CIREBON – Pemerintah Desa (Pemdes) Playangan, Kecamatan Gebang, Kabupaten Cirebon terancam digugat ke Komisi Informasi (KI) Provinsi Jawa Barat oleh warganya sendiri. Langkah hukum ini dipicu oleh dugaan pengabaian permohonan sejumlah dokumen penting terkait transparansi pengelolaan anggaran dan tata kelola pemerintahan desa.
Salah seorang warga Desa Playangan, Susyanto, mengungkapkan bahwa permohonan informasi tersebut sejatinya telah dilayangkan kepada Pejabat Pengelola Informasi dan Dokumentasi (PPID) Desa Playangan sejak 8 Juni 2026. Namun, hingga batas waktu pelayanan yang ditentukan oleh undang-undang, pihak Pemdes belum memberikan tanggapan resmi.
“Sampai batas waktu berakhir, permohonan kami belum mendapatkan jawaban. Kami juga tidak menerima tanggapan, penolakan, maupun penjelasan tertulis dari pemerintah desa,” kata Susyanto, Selasa (7/7/2026).
Baca Juga:Balsa Sekulic Rekrutan Baru Terakhir Persib?Emas Antam Ambrol Rp15.000 dalam Sehari, Buyback Ikut Tergelincir; Di Saat Bersamaan, Gadai BSI Malah Melesat
Adapun sejumlah dokumen publik yang diajukan warga meliputi Rancangan Anggaran Pendapatan dan Belanja Desa (RAPBDes) serta Laporan Keterangan Pertanggungjawaban (LKPJ) tahun anggaran 2023–2025. Selain itu, warga juga meminta Laporan Pertanggungjawaban (LPJ) BUMDes 2025, Surat Keputusan (SK) Pengurus BUMDes, SK Kepala Dusun 5, hingga rincian penggunaan Dana Ketahanan Pangan beserta bukti saldonya.

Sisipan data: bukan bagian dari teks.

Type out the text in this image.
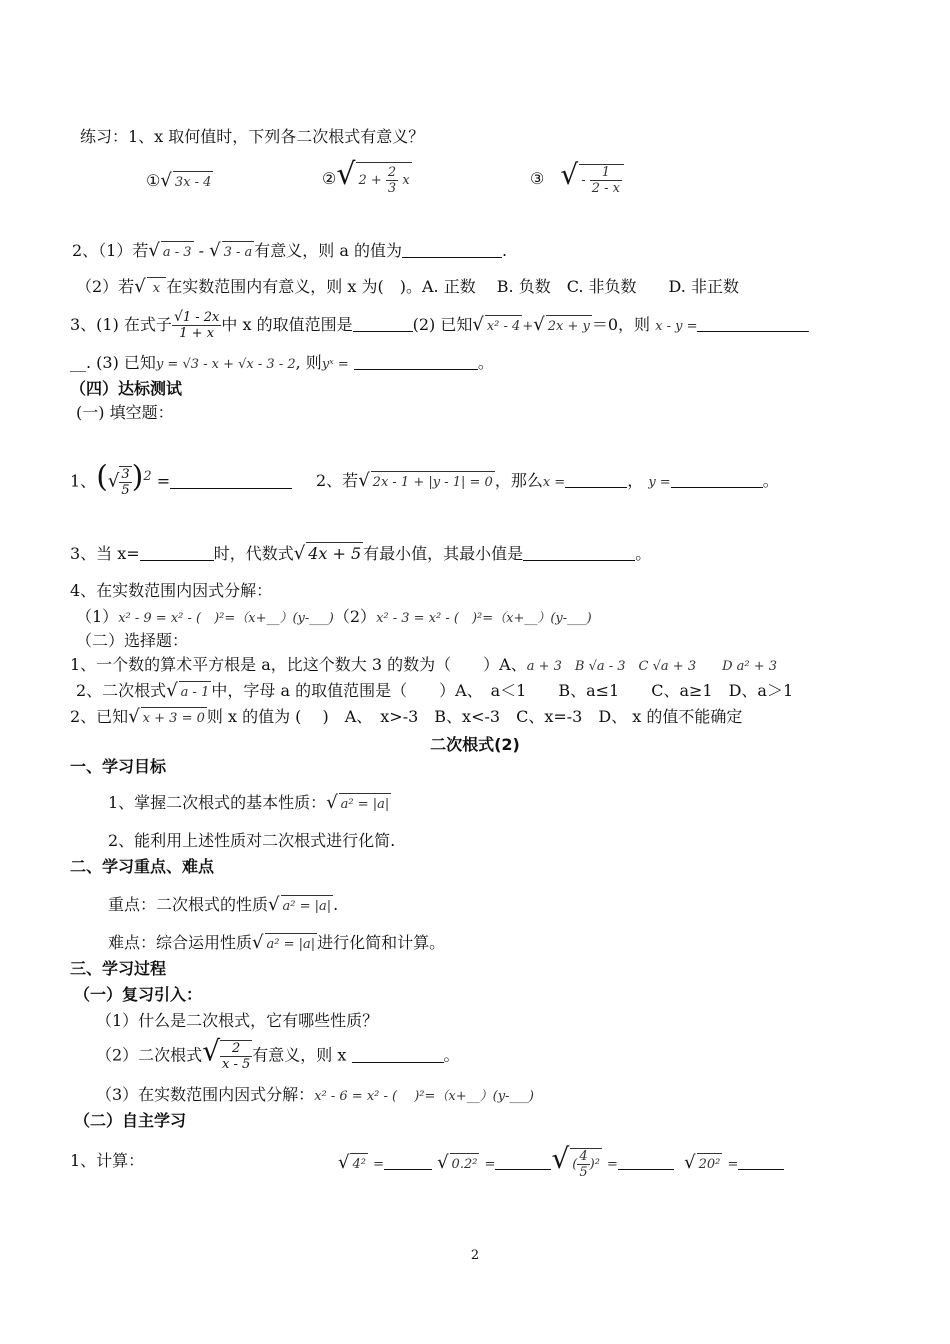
练习：1、x 取何值时，下列各二次根式有意义？
①√ 3x - 4	②√ $2 + \frac{2}{3}$ x	③　 √ - $\frac{1}{2 - x}$
2、（1）若√ a - 3 - √ 3 - a 有意义，则 a 的值为	.
（2）若√ x 在实数范围内有意义，则 x 为(　)。A. 正数　 B. 负数　C. 非负数　　D. 非正数
3、(1) 在式子 $\frac{√1 - 2x}{1 + x}$ 中 x 的取值范围是	(2) 已知√ x² - 4 +√ 2x + y ＝0，则 x - y =
__. (3) 已知y = √3 - x + √x - 3 - 2, 则yˣ =	。
（四）达标测试
(一) 填空题：
1、(√ $\frac{3}{5} )^2$ =	2、若√ 2x - 1 + |y - 1| = 0 ，那么x =	， y =	。
3、当 x=	时，代数式√ 4x + 5 有最小值，其最小值是	。
4、在实数范围内因式分解：
（1）x² - 9 = x² - (　)²=（x+__）(y-___)（2）x² - 3 = x² - (　)²=（x+__）(y-___)
（二）选择题：
1、一个数的算术平方根是 a，比这个数大 3 的数为（　　）A、a + 3　B √a - 3　C √a + 3　　D a² + 3
2、二次根式√ a - 1 中，字母 a 的取值范围是（　　）A、　a＜1　　B、a≤1　　C、a≥1　D、a＞1
2、已知√ x + 3 = 0 则 x 的值为 (　 )　A、　x>-3　B、x<-3　C、x=-3　D、 x 的值不能确定
二次根式(2)
一、学习目标
1、掌握二次根式的基本性质：√ a² = |a|
2、能利用上述性质对二次根式进行化简.
二、学习重点、难点
重点：二次根式的性质√ a² = |a| .
难点：综合运用性质√ a² = |a| 进行化简和计算。
三、学习过程
（一）复习引入：
（1）什么是二次根式，它有哪些性质？
（2）二次根式√ $\frac{2}{x - 5}$ 有意义，则 x	。
（3）在实数范围内因式分解：x² - 6 = x² - (　 )²=（x+__）(y-___)
（二）自主学习
1、计算：	√ 4² =	√ 0.2² = √ ( $\frac{4}{5} )^2$ =	√ 20² =
2
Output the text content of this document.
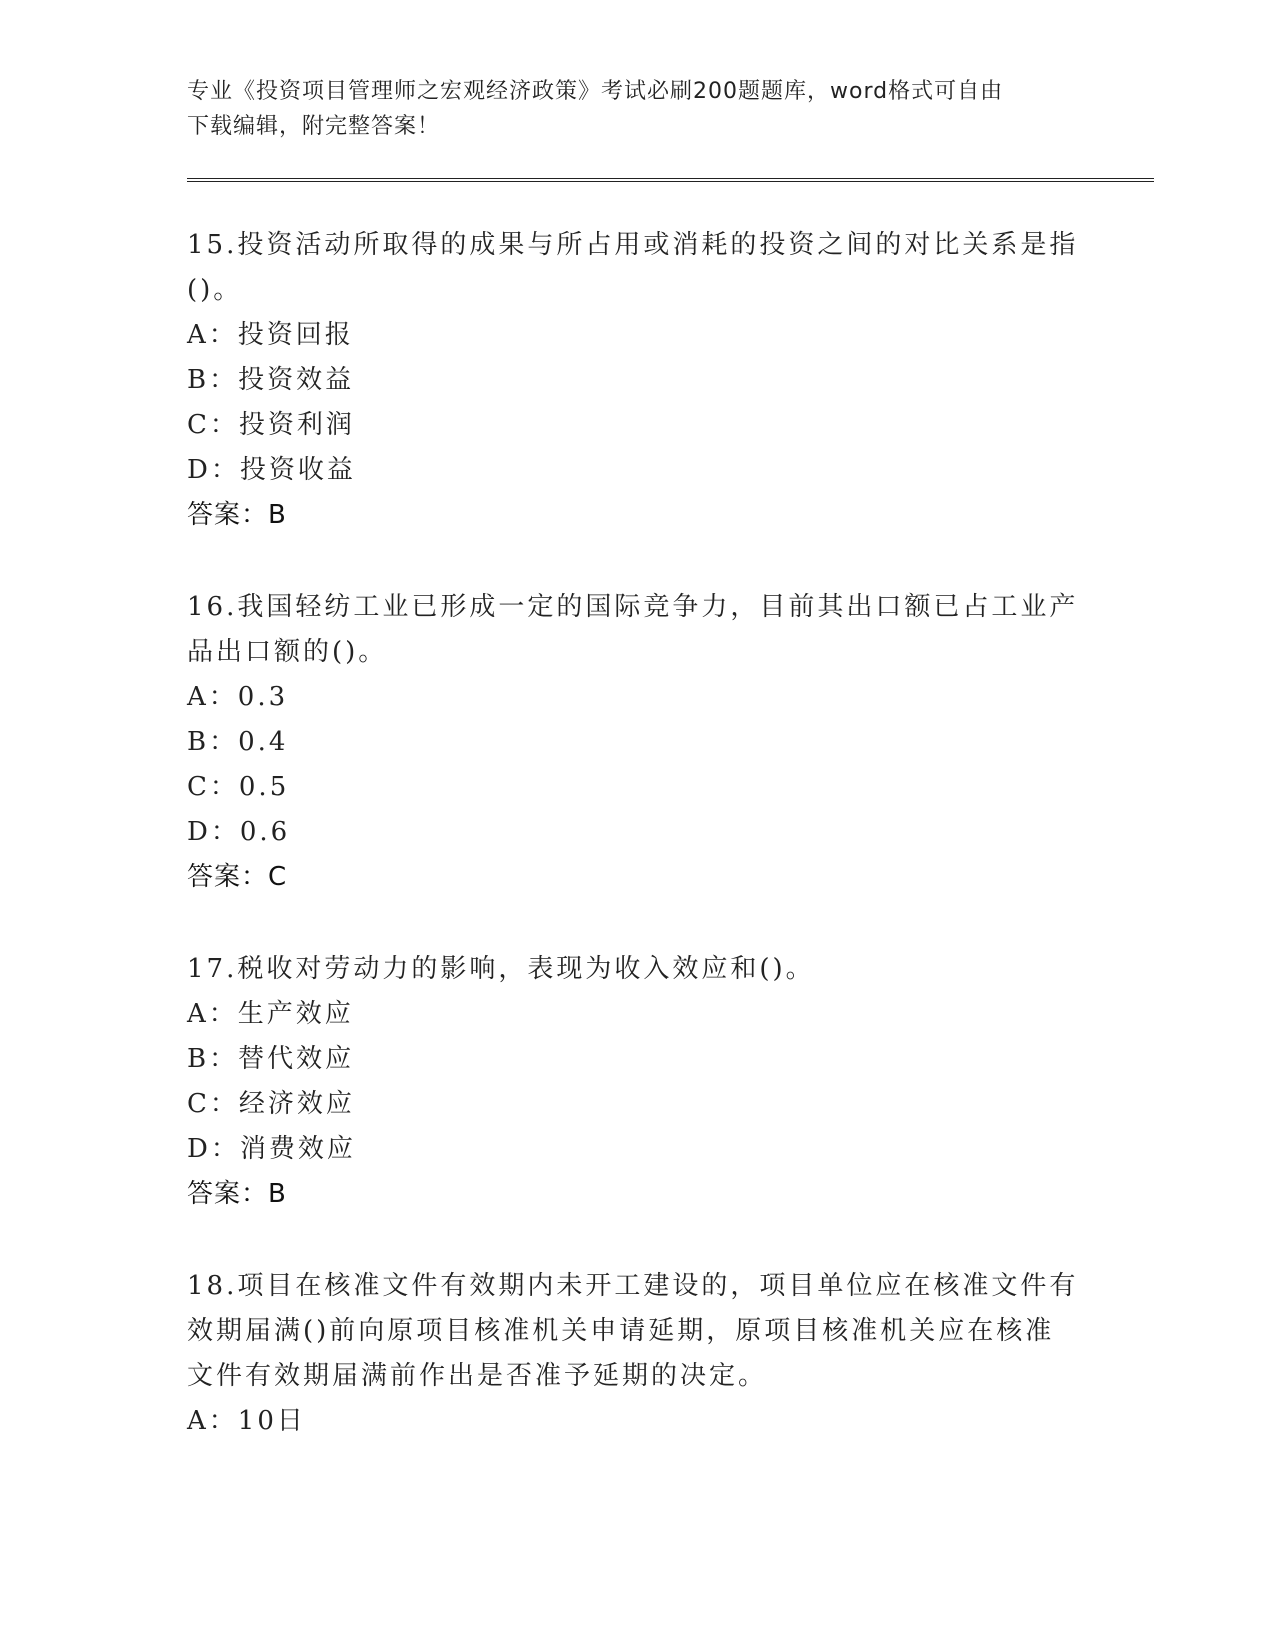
专业《投资项目管理师之宏观经济政策》考试必刷200题题库，word格式可自由
下载编辑，附完整答案！

15.投资活动所取得的成果与所占用或消耗的投资之间的对比关系是指

()。

A：投资回报

B：投资效益

C：投资利润

D：投资收益

答案：B

16.我国轻纺工业已形成一定的国际竞争力，目前其出口额已占工业产

品出口额的()。

A：0.3

B：0.4

C：0.5

D：0.6

答案：C

17.税收对劳动力的影响，表现为收入效应和()。

A：生产效应

B：替代效应

C：经济效应

D：消费效应

答案：B

18.项目在核准文件有效期内未开工建设的，项目单位应在核准文件有

效期届满()前向原项目核准机关申请延期，原项目核准机关应在核准

文件有效期届满前作出是否准予延期的决定。

A：10日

Susyanto menegaskan, seluruh dokumen yang dimohonkan merupakan informasi publik yang bersifat terbuka dan dijamin oleh Undang-Undang Nomor 14 Tahun 2008 tentang Keterbukaan Informasi Publik (KIP). Terlebih, data-data tersebut berkaitan erat dengan penggunaan anggaran negara.
Karena tidak kunjung mendapat respons, warga telah melayangkan surat keberatan kepada Kuwu Desa Playangan selaku Atasan PPID pada 23 Juni 2026, serta berkoordinasi dengan Badan Permusyawaratan Desa (BPD) dan Pemerintah Kecamatan Gebang. Sayangnya, upaya tersebut belum membuahkan hasil.
Jika dalam waktu dekat tetap tidak ada kejelasan, warga menyatakan siap membawa persoalan ini menjadi sengketa informasi di KI Jawa Barat. Tak hanya itu, warga juga berencana melaporkan dugaan maladministrasi ini ke Ombudsman Republik Indonesia, Inspektorat Kabupaten Cirebon, Dinas Pemberdayaan Masyarakat dan Desa (DPMD), hingga DPRD Kabupaten Cirebon.
Tanggapan Kuwu Desa Playangan
Dikonfirmasi terpisah, Kuwu Desa Playangan, Sobirin, membantah tudingan bahwa pihaknya mengabaikan permohonan informasi dari warga. Menurutnya, seluruh dokumen yang diminta oleh masyarakat telah disiapkan dan kini berada di kantor BPD.